In the most frequent occupational group (plant and machine operators and assemblers), it was 0.65 (details not shown), but we observed differences between corresponding occupational subgroups (κ = 0.84 for painters, 0.76 for builders and carpenters, 0.35 for metal manufacturing and fashioning workers, and 0.03 for food and drink workers). In the other occupational groups, we observed variations to the reproducibility coefficient for the episode exposure probability (details not shown): kappa was very high (κ = 0.81) for specific occupations (50 000 ⩽ CITP < 60 000, services workers) but low (κ = 0.29) for less specific occupations (20 000 ⩽ CITP < 30 000, directors and administrative managers).

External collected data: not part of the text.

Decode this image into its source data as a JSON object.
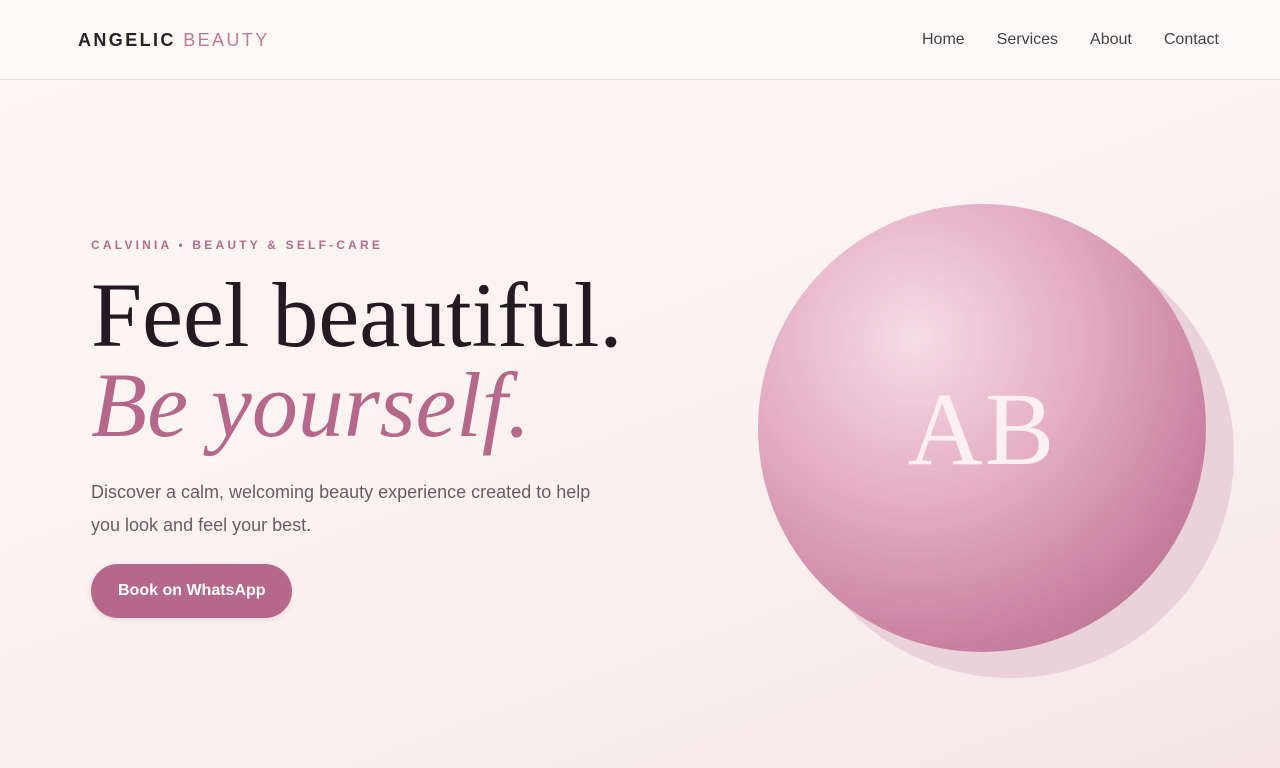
{
  "header": {
    "brand_first": "ANGELIC",
    "brand_second": "BEAUTY",
    "nav": [
      {
        "label": "Home"
      },
      {
        "label": "Services"
      },
      {
        "label": "About"
      },
      {
        "label": "Contact"
      }
    ]
  },
  "hero": {
    "eyebrow": "CALVINIA • BEAUTY & SELF-CARE",
    "headline_line1": "Feel beautiful.",
    "headline_line2": "Be yourself.",
    "description": "Discover a calm, welcoming beauty experience created to help you look and feel your best.",
    "cta_label": "Book on WhatsApp",
    "monogram": "AB"
  },
  "colors": {
    "accent": "#b5688a",
    "heading": "#221b21",
    "text_muted": "#6b5d64"
  }
}
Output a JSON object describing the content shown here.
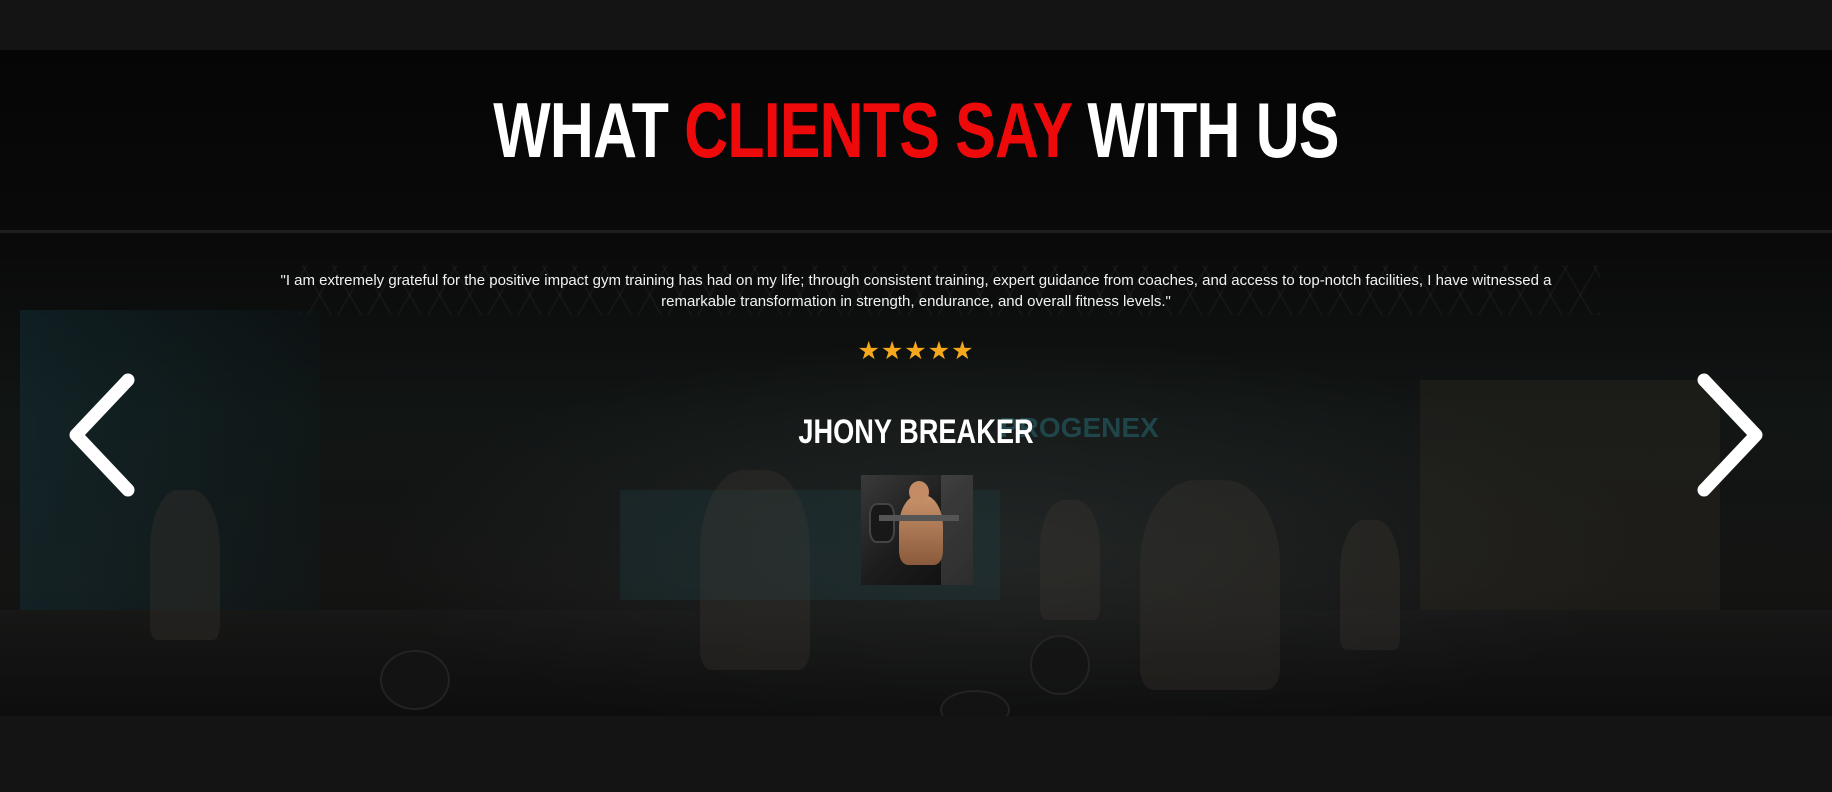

Finally, 84.7% of the subjects had the same exposure status in both coding series (table 1). Status changed from exposed to unexposed (or vice versa) in 4.5% of the cases. Of the subjects classified as exposed during the first series, 95% were also classified as exposed in the second, while 2% were classified as not exposed and 3% were not classified. For the subjects classified as non-exposed in the first series, 64.7% retained the same exposure status in the second series, 19.1% were classified as exposed, and 16.2% could not be classified. The kappa reproducibility coefficient for the subjects’ exposure status was thus 0.64, and that for their exposure probability 0.60 (table 2).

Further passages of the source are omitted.